Von Berlin zur türkisch-syrischen Grenze, von Thomas Rassloff
Syrian Border © 2014 Thomas Rassloff

(english)

Thomas Rassloff fährt regelmäßig nach Syrien, um aus erster Hand aus Kriegsgebieten wie Aleppo zu berichten und die Öffentlichkeit über das tatsächliche Geschehen auf dem Laufenden zu hlaten. Schon einmal durften wir seine zu Papier gebrachten Erlebnisse zusammen mit seinen Fotos auf actionsyria.org veröffenltichen (Thomas Rassloff – live aus Aleppo, Syrien).

Dieses Mal hat er in einem PKW, gefüllt mit gespendeter Kleidung und medizinischer Ausrüstung, zusammen mit der Journalistin Jenni Roth, unseren Krankenwagen an die syrisch-türkische Grenze begleitet. Hier könnt ihr nachlesen, was passiert ist!

Text und Fotos © 2014 Thomas Rassloff

Von Berlin zur türkisch-syrischen Grenze

Der Plan war, mit 3 Fahrzeugen voll mit Kleidung und medizinischen Gütern sowie 6 Personen Richtung Türkei zu starten, um nach 3 Tagen und ca. 3400 Kilometern dort anzukommen. Aber wie das immer mit Plänen ist, es kommt erstens anders und zweitens als man denkt.

So bin ich am 6.02.2014 in Berlin mit einem PKW Kombi und Jenni (Journalistin) gestartet und am Hermsdorfer Kreuz an der A9 hat sich ein alter Krankenwagen mit zwei Personen dazugesellt. Ein weiterer LKW konnte aus technischen Gründen nicht dabei sein. Leider hat sich meine Hoffnungen, dass ein Krankenwagen ja schnell sein müsse, sehr schnell zerschlagen.
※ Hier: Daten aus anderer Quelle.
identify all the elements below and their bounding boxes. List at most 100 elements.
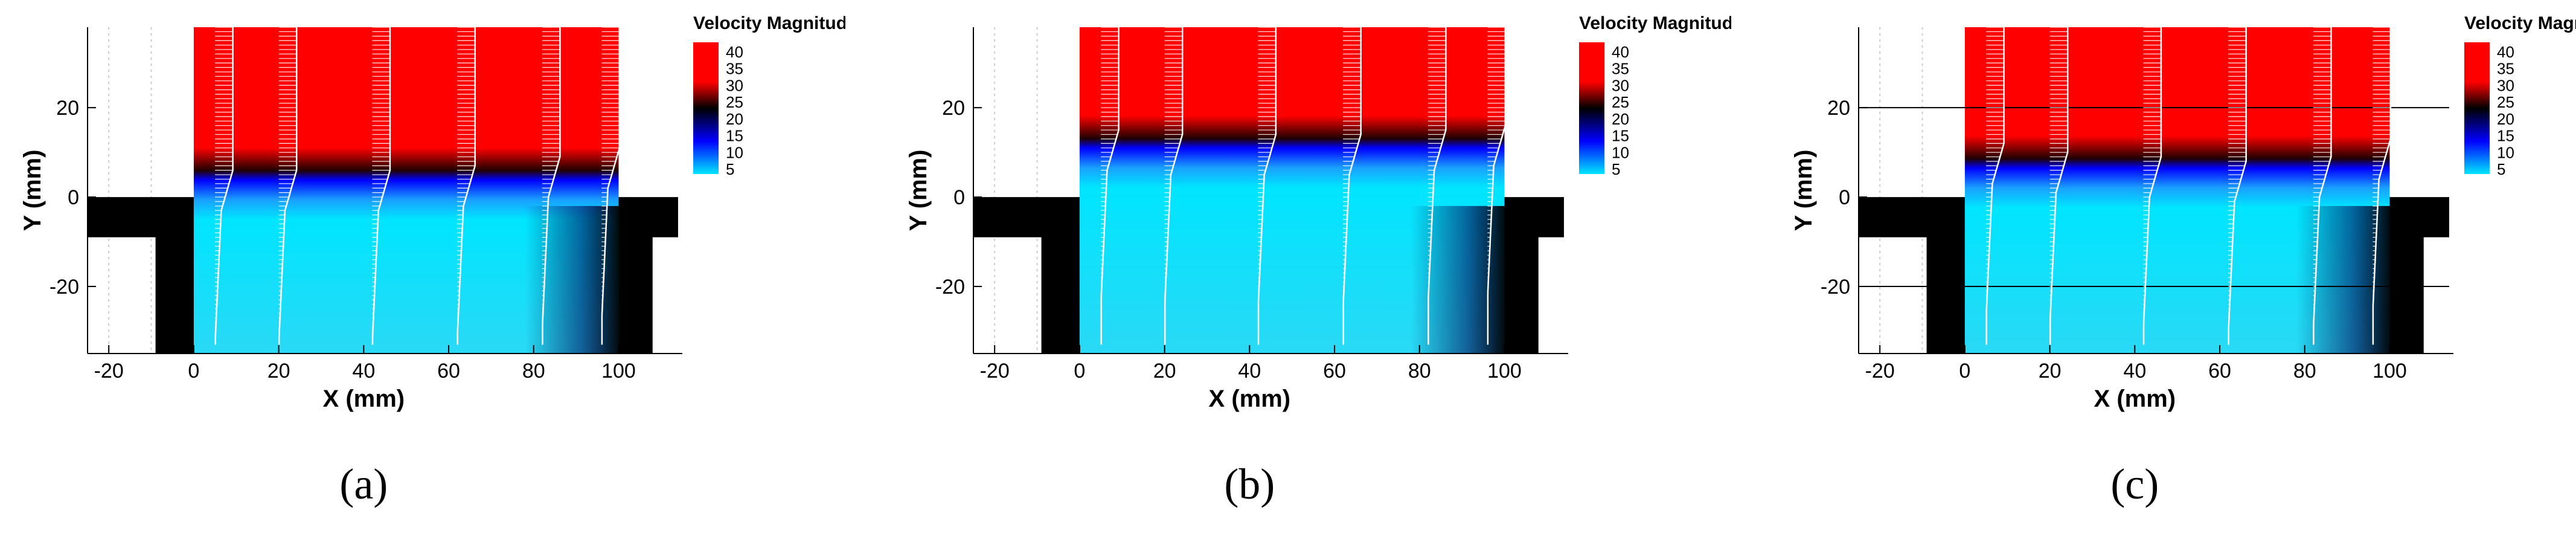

Maximal 110 km/h bergab mit Rückenwind waren möglich. Das würde wohl ein paar Minuten länger dauern als geplant.

Syrian Border © 2014 Thomas Rassloff 08
Syrian Border © 2014 Thomas Rassloff

Also auf Richtung Österreich, wo wir eine erste Übernachtungspause in einer schönen kleine Pension einlegten. Zum Nachteil der Pensionsbetreiberin war es bereits 2 Uhr, also mitten in der Nacht, als wir sie aus dem Bett klingelten. Der Geruch und der Scharm der alten Dame erinnerten mich an die „Bed and Breakfast“ Unterkünfte in Irland und England. Am nächsten Morgen um 7Uhr ohne Frühstück weiter, also nichts mit ausschlafen, da wir noch einige Kilometer schaffen wollten: schnellste Strecke Richtung Ungarn, dort weiter zur serbischen Grenze, so der Plan.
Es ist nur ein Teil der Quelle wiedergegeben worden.